Die Mitgliedstaaten können vom Abschlussprüfer oder von der Prüfungsgesellschaft zusätzliche Informationen verlangen, sofern dies für eine wirksame Finanzmarktaufsicht gemäß den einzelstaatlichen Rechtsvorschriften erforderlich ist.
(2) Zwischen den für die Beaufsichtigung von Kreditinstituten und Versicherungsunternehmen zuständigen Behörden einerseits und dem bzw. den Abschlussprüfer(n) und der bzw. den Prüfungsgesellschaft(en), der bzw. die bei diesen Instituten und Unternehmen die Abschlussprüfung durchführt bzw. durchführen, andererseits wird ein wirksamer Dialog eingerichtet. Die Verantwortung für die Einhaltung dieser Anforderung tragen beide Parteien des Dialogs.
Mindestens einmal jährlich organisieren der Europäische Ausschuss für Systemrisiken ("ESRB" für "European Systemic Risk Board") und der Ausschuss der Aufsichtsstellen ein Treffen unter Beteiligung der Abschlussprüfer und der Prüfungsgesellschaften oder Netzwerke, die Abschlussprüfungen aller in der Union zugelassener Institute durchführen, die international als global systemrelevante Finanzinstitute anerkannt sind, um den ESRB über branchenspezifische oder bedeutsame Entwicklungen in diesen systemrelevanten Finanzinstituten zu informieren.
Um die Wahrnehmung der in Unterabsatz 1 genannten Aufgaben zu erleichtern, geben die Europäische Aufsichtsbehörde (Europäische Bankenaufsichtsbehörde — EBA) und die Europäische Aufsichtsbehörde (Europäische Aufsichtsbehörde für das Versicherungswesen und die betriebliche Altersversorgung — EIOPA) gemäß Artikel 16 der Verordnung (EU) Nr. 1093/2010 bzw. Artikel 16 der Verordnung (EU) Nr. 1094/2010 unter Berücksichtigung derzeitiger Aufsichtspraktiken Leitlinien an die für die Beaufsichtigung von Kreditinstituten und Versicherungsunternehmen zuständigen Behörden heraus.

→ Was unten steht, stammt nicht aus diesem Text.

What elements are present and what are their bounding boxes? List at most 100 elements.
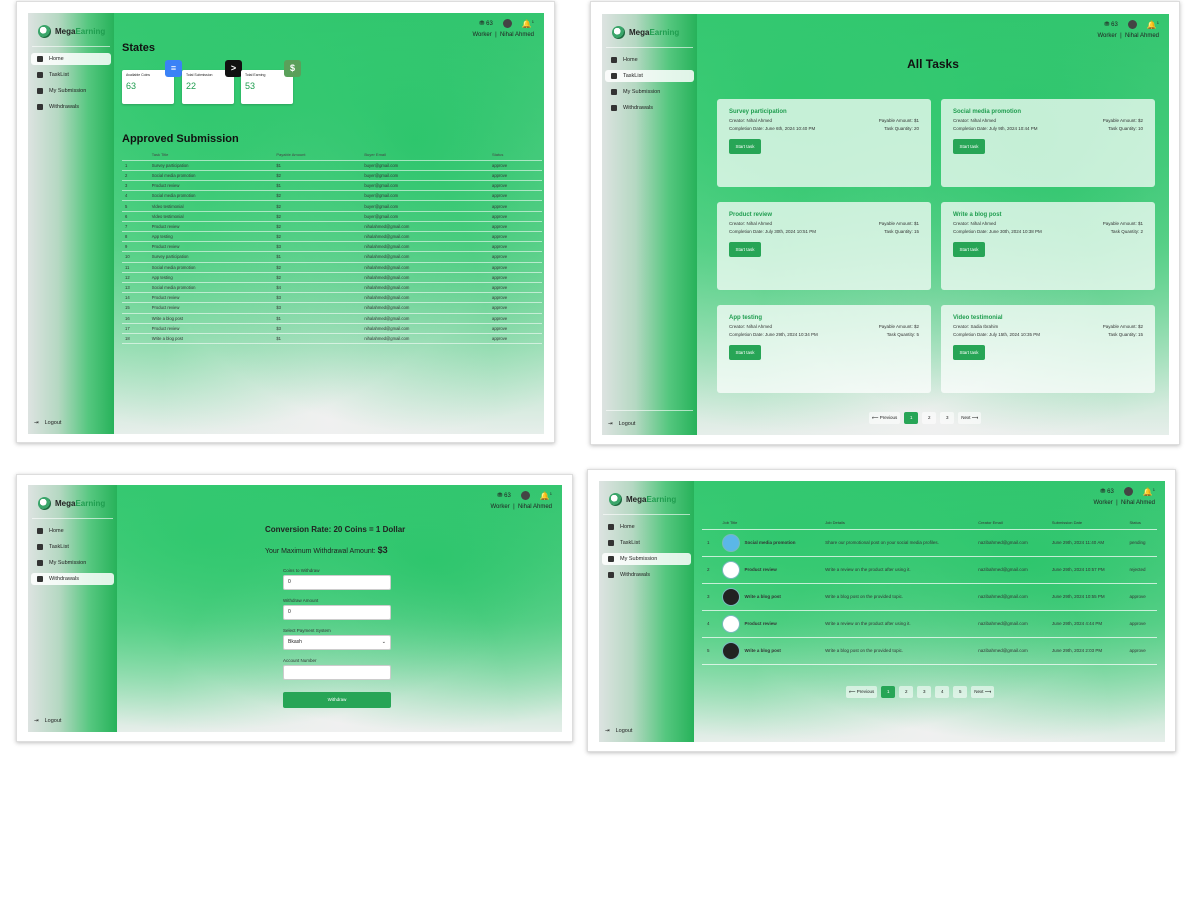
logout-icon: ⇥ [608, 421, 613, 427]
previous-button[interactable]: ⟵ Previous [869, 412, 901, 424]
page-button[interactable]: 2 [922, 412, 937, 424]
brand-logo[interactable]: MegaEarning [32, 485, 113, 519]
logout-button[interactable]: ⇥ Logout [34, 420, 61, 426]
sidebar-item-withdrawals[interactable]: Withdrawals [31, 101, 111, 113]
table-cell: June 29th, 2024 4:44 PM [1046, 610, 1125, 638]
approved-title: Approved Submission [122, 133, 239, 145]
table-cell: $2 [273, 170, 362, 182]
sidebar-item-tasklist[interactable]: TaskList [605, 70, 694, 82]
task-title: Survey participation [729, 109, 787, 115]
table-cell: 15 [122, 302, 149, 314]
sidebar-item-label: Withdrawals [49, 104, 79, 110]
logout-button[interactable]: ⇥ Logout [34, 718, 61, 724]
tasks-window: MegaEarning Home TaskList My Submission … [590, 1, 1180, 445]
table-cell: 18 [122, 333, 149, 345]
table-cell: Write a blog post [717, 583, 821, 611]
table-cell: 2 [702, 556, 718, 584]
sidebar-item-submission[interactable]: My Submission [605, 86, 694, 98]
start-task-button[interactable]: Start task [953, 345, 985, 360]
logout-button[interactable]: ⇥ Logout [608, 421, 635, 427]
amount-input[interactable]: 0 [283, 605, 391, 620]
bell-icon[interactable]: 🔔1 [1147, 20, 1159, 30]
brand-logo[interactable]: MegaEarning [32, 13, 110, 47]
states-title: States [122, 42, 156, 54]
table-cell: nihalahmed@gmail.com [361, 313, 490, 324]
avatar[interactable] [1123, 487, 1133, 497]
start-task-button[interactable]: Start task [953, 139, 985, 154]
sidebar-item-home[interactable]: Home [31, 53, 111, 65]
sidebar-item-withdrawals[interactable]: Withdrawals [605, 102, 694, 114]
page-button[interactable]: 4 [935, 686, 950, 698]
sidebar-item-submission[interactable]: My Submission [31, 557, 114, 569]
sidebar-item-home[interactable]: Home [31, 525, 114, 537]
avatar[interactable] [520, 491, 530, 501]
brand-logo[interactable]: MegaEarning [603, 481, 690, 515]
next-button[interactable]: Next ⟶ [958, 412, 982, 424]
page-button[interactable]: 2 [899, 686, 914, 698]
sidebar: MegaEarning Home TaskList My Submission … [28, 485, 117, 732]
sidebar-item-withdrawals[interactable]: Withdrawals [602, 569, 691, 581]
brand-earning: Earning [75, 27, 106, 36]
task-quantity: Task Quantity: 5 [886, 332, 919, 337]
table-cell: Write a blog post [148, 333, 274, 345]
bell-icon[interactable]: 🔔1 [540, 491, 552, 501]
table-cell: nihalahmed@gmail.com [361, 262, 490, 273]
avatar[interactable] [1127, 20, 1137, 30]
logout-button[interactable]: ⇥ Logout [605, 728, 632, 734]
table-cell: approve [489, 272, 542, 283]
task-date: Completion Date: July 15th, 2024 10:35 P… [953, 332, 1041, 337]
sidebar-item-tasklist[interactable]: TaskList [31, 541, 114, 553]
avatar[interactable] [502, 19, 512, 29]
submission-table: Job Title Job Details Creator Email Submiss… [702, 517, 1157, 665]
terminal-icon: > [225, 60, 242, 77]
table-cell: $3 [273, 241, 362, 253]
withdraw-button[interactable]: Withdraw [283, 692, 391, 708]
bell-icon[interactable]: 🔔1 [522, 19, 534, 29]
sidebar-item-submission[interactable]: My Submission [602, 553, 691, 565]
account-input[interactable] [283, 665, 391, 680]
sidebar-item-tasklist[interactable]: TaskList [602, 537, 691, 549]
sidebar-item-label: TaskList [49, 72, 69, 78]
next-button[interactable]: Next ⟶ [971, 686, 995, 698]
notif-count: 1 [1156, 20, 1159, 25]
task-date: Completion Date: June 6th, 2024 10:40 PM [729, 126, 816, 131]
start-task-button[interactable]: Start task [729, 345, 761, 360]
payment-select[interactable]: Bkash ⌄ [283, 635, 391, 650]
start-task-button[interactable]: Start task [729, 139, 761, 154]
page-button[interactable]: 3 [917, 686, 932, 698]
table-cell: Product review [148, 302, 274, 314]
sidebar-item-home[interactable]: Home [602, 521, 691, 533]
table-cell: nihalahmed@gmail.com [361, 272, 490, 283]
coins-input[interactable]: 0 [283, 575, 391, 590]
logout-icon: ⇥ [34, 420, 39, 426]
page-button[interactable]: 1 [881, 686, 896, 698]
start-task-button[interactable]: Start task [729, 242, 761, 257]
table-row: 5 Video testimonial $2 buyer@gmail.com appro… [122, 200, 542, 212]
table-cell: Survey participation [148, 251, 274, 263]
brand-logo[interactable]: MegaEarning [606, 14, 693, 48]
sidebar-item-withdrawals[interactable]: Withdrawals [31, 573, 114, 585]
page-button[interactable]: 3 [940, 412, 955, 424]
logout-label: Logout [44, 718, 62, 724]
table-cell: nihalahmed@gmail.com [361, 221, 490, 233]
sidebar-item-tasklist[interactable]: TaskList [31, 69, 111, 81]
start-task-button[interactable]: Start task [953, 242, 985, 257]
bell-icon[interactable]: 🔔1 [1143, 487, 1155, 497]
notif-count: 1 [531, 19, 534, 24]
logout-label: Logout [44, 420, 62, 426]
task-title: Social media promotion [953, 109, 1022, 115]
page-button[interactable]: 1 [904, 412, 919, 424]
tasks-main: ⛃ 63 🔔1 Worker | Nihal Ahmed All Tasks S… [697, 14, 1169, 435]
sidebar-item-submission[interactable]: My Submission [31, 85, 111, 97]
coins-label: Coins to Withdraw [283, 568, 320, 573]
previous-button[interactable]: ⟵ Previous [846, 686, 878, 698]
sidebar-item-home[interactable]: Home [605, 54, 694, 66]
table-header: Job Title [717, 517, 821, 530]
table-cell: approve [489, 180, 542, 192]
page-button[interactable]: 5 [953, 686, 968, 698]
sidebar-item-label: My Submission [49, 88, 87, 94]
logout-label: Logout [618, 421, 636, 427]
sidebar-item-label: Home [49, 528, 64, 534]
table-row: 7 Product review $2 nihalahmed@gmail.com app… [122, 221, 542, 233]
table-cell: buyer@gmail.com [361, 211, 490, 222]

(3) Teilen Abschlussprüfer oder Prüfungsgesellschaften oder gegebenenfalls Netzwerke den zuständigen Behörden oder dem ESRB und dem Ausschuss der Aufsichtsstellen in gutem Glauben Informationen im Sinne des Absatzes 1 oder sich im Zuge des Dialogs nach Absatz 2 ergebende Informationen mit, so stellt dies keinen Verstoß gegen eine etwaige vertragliche oder rechtliche Beschränkung der Informationsweitergabe dar.